Ultimately, these macrostates are the functional network phenotypes that we care about. The number of genotypes in each macrostate, however, can vary by orders of magnitude; for example, the ‘No Regulation’ state is larger by 104 relative to the high-fitness ‘Specialize Both’ state, for our baseline choice of parameters (L = 5, $$\epsilon$$ = 3). Selection can act against this strong entropic bias, and the distribution of fitness values across genotypes within each macrostate is shown in Fig. 3b. Clearly, the mean or median fitness within each macrostate is a poor substitute for the detailed structure of fitness levels that depend nonlinearly on TF–BS mismatches and the degeneracy of the sequence space. Unlike the entropic term in Fig. 3b, fitness also depends on the statistics of the environment, α m , and in particular, the correlation ρ between the two signals. For example, when the signals are strongly correlated, the ‘Initial’ state right after duplication or the ‘One TF Lost’ state can achieve quite high fitnesses, since responding to the wrong signal or having a high degree of crosstalk will still ensure largely appropriate gene expression pattern in all likely environments. In contrast, at strong negative correlation, many genotypes in ‘Specialize Binding’ and ‘Initial’ states will suffer a large fitness penalty because their sensing domains are not specialized for the correct signals, while the ‘Specialize Both’ state will have high fitness regardless of the environmental signal correlation.

How do fitness and entropy combine to determine macroscopic evolutionary outcomes? Fig. 3c shows the most probable macrostate as a function of selection strength and signal correlation (Supplementary Note 2). At weak selection, specific TF–BS interactions cannot be maintained against mutational entropy and the system settles into the most numerous, ‘No Regulation’ state. Higher selection strengths can maintain a limited number of TF–BS interactions in ‘Partial’ states. Beyond a threshold value for Ns, the evolutionary outcome depends on the signal correlation: when signals are anti-correlated or weakly correlated, the TFs reach the fully specialized state, whereas high positive correlation favors losing one TF and having the remaining TF regulate both genes and respond to both signals. As signal correlation increases, so does the selection strength required to support full specialization. Detailed insight at a fixed value of Ns is provided by plotting the free fitness $$\hat F$$, as in Fig. 3d, which combines the fitness and the entropy of the neutral distribution from Fig. 3b into a single quantity that determines the likelihood of each macrostate given ρ; the macrostate with highest free fitness is shown as the most probable outcome in Fig. 3c for Ns = 25, but free fitness also allows us to see, quantitatively, how much more likely the dominant macrostate is relative to other outcomes. Figure 3e examines the case where not only the correlation, ρ, but also the frequencies, f 1, f 2, of encountering both signals are varied: for low frequencies, even selection strength of Ns = 25 is insufficient to maintain TF specificity against drift, while for high frequencies and positive correlation one TF is lost while the remaining TF regulates both genes (Supplementary Note 2).

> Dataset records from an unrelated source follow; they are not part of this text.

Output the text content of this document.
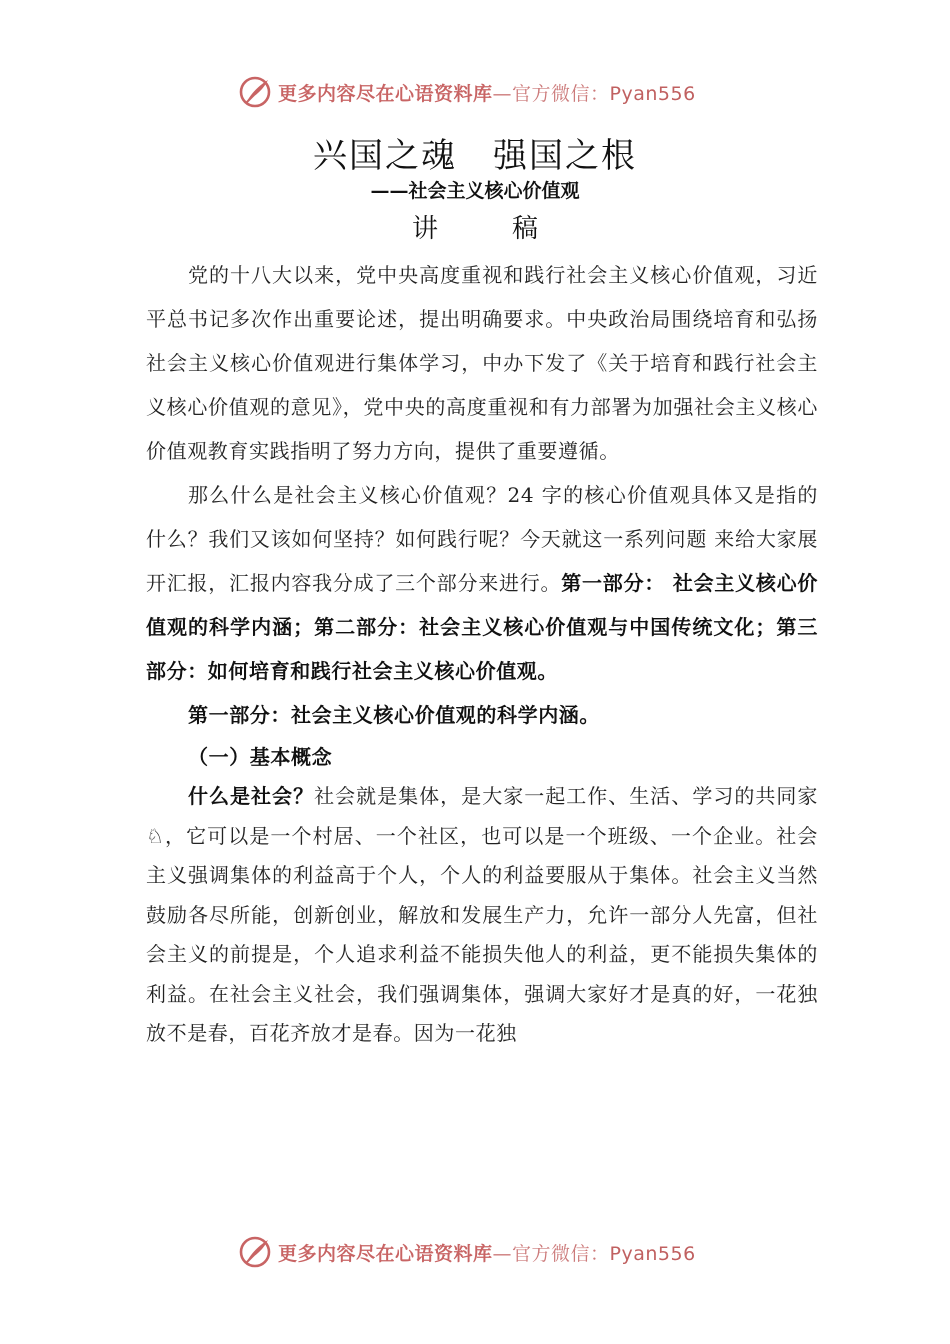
更多内容尽在心语资料库—官方微信：Pyan556
兴国之魂　强国之根
——社会主义核心价值观
讲　稿

党的十八大以来，党中央高度重视和践行社会主义核心价值观，习近平总书记多次作出重要论述，提出明确要求。中央政治局围绕培育和弘扬社会主义核心价值观进行集体学习，中办下发了《关于培育和践行社会主义核心价值观的意见》，党中央的高度重视和有力部署为加强社会主义核心价值观教育实践指明了努力方向，提供了重要遵循。

那么什么是社会主义核心价值观？24 字的核心价值观具体又是指的什么？我们又该如何坚持？如何践行呢？今天就这一系列问题 来给大家展开汇报，汇报内容我分成了三个部分来进行。第一部分： 社会主义核心价值观的科学内涵；第二部分：社会主义核心价值观与中国传统文化；第三部分：如何培育和践行社会主义核心价值观。

第一部分：社会主义核心价值观的科学内涵。

（一）基本概念

什么是社会？社会就是集体，是大家一起工作、生活、学习的共同家♘，它可以是一个村居、一个社区，也可以是一个班级、一个企业。社会主义强调集体的利益高于个人，个人的利益要服从于集体。社会主义当然鼓励各尽所能，创新创业，解放和发展生产力，允许一部分人先富，但社会主义的前提是，个人追求利益不能损失他人的利益，更不能损失集体的利益。在社会主义社会，我们强调集体，强调大家好才是真的好，一花独放不是春，百花齐放才是春。因为一花独

更多内容尽在心语资料库—官方微信：Pyan556
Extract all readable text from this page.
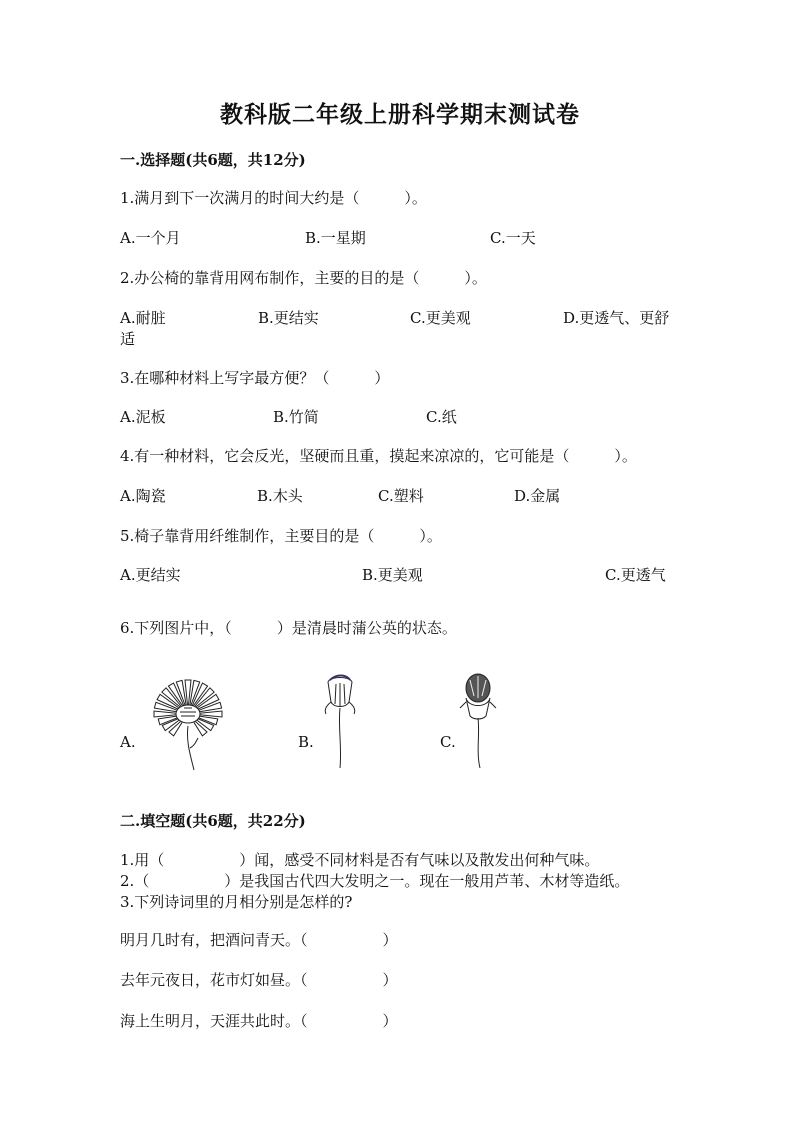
教科版二年级上册科学期末测试卷
一.选择题(共6题，共12分)
1.满月到下一次满月的时间大约是（　　　）。
A.一个月	B.一星期	C.一天
2.办公椅的靠背用网布制作，主要的目的是（　　　）。
A.耐脏	B.更结实	C.更美观	D.更透气、更舒
适
3.在哪种材料上写字最方便？（　　　）
A.泥板	B.竹简	C.纸
4.有一种材料，它会反光，坚硬而且重，摸起来凉凉的，它可能是（　　　）。
A.陶瓷	B.木头	C.塑料	D.金属
5.椅子靠背用纤维制作，主要目的是（　　　）。
A.更结实	B.更美观	C.更透气
6.下列图片中，（　　　）是清晨时蒲公英的状态。
A.	B.	C.
二.填空题(共6题，共22分)
1.用（　　　　　）闻，感受不同材料是否有气味以及散发出何种气味。
2.（　　　　　）是我国古代四大发明之一。现在一般用芦苇、木材等造纸。
3.下列诗词里的月相分别是怎样的?
明月几时有，把酒问青天。（　　　　　）
去年元夜日，花市灯如昼。（　　　　　）
海上生明月，天涯共此时。（　　　　　）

The map of evolutionary outcomes is very robust to parameter variations. The energy scale of TF–DNA interactions is that of hydrogen bonds: $$\epsilon \sim 3$$ (in k B T units), consistent with direct measurements. The scale of C 0 is set to ensure that consensus sites are occupied at saturation while fully mismatching sites are essentially empty. The only remaining important biophysical parameter is L, the length of the binding sites. As expected, increasing L expands the regions of ‘No Regulation’ and ‘Partial’ at low Ns, due to entropic effects. Surprisingly, however, one can demonstrate that the important boundary between the ‘Specialize’ and ‘One TF Lost’ states is independent of L; furthermore, the map in Fig. 3c is exactly robust to the overall rescaling of the mutation rate, μ, and even to separate rescaling of individual rates r S, r TF.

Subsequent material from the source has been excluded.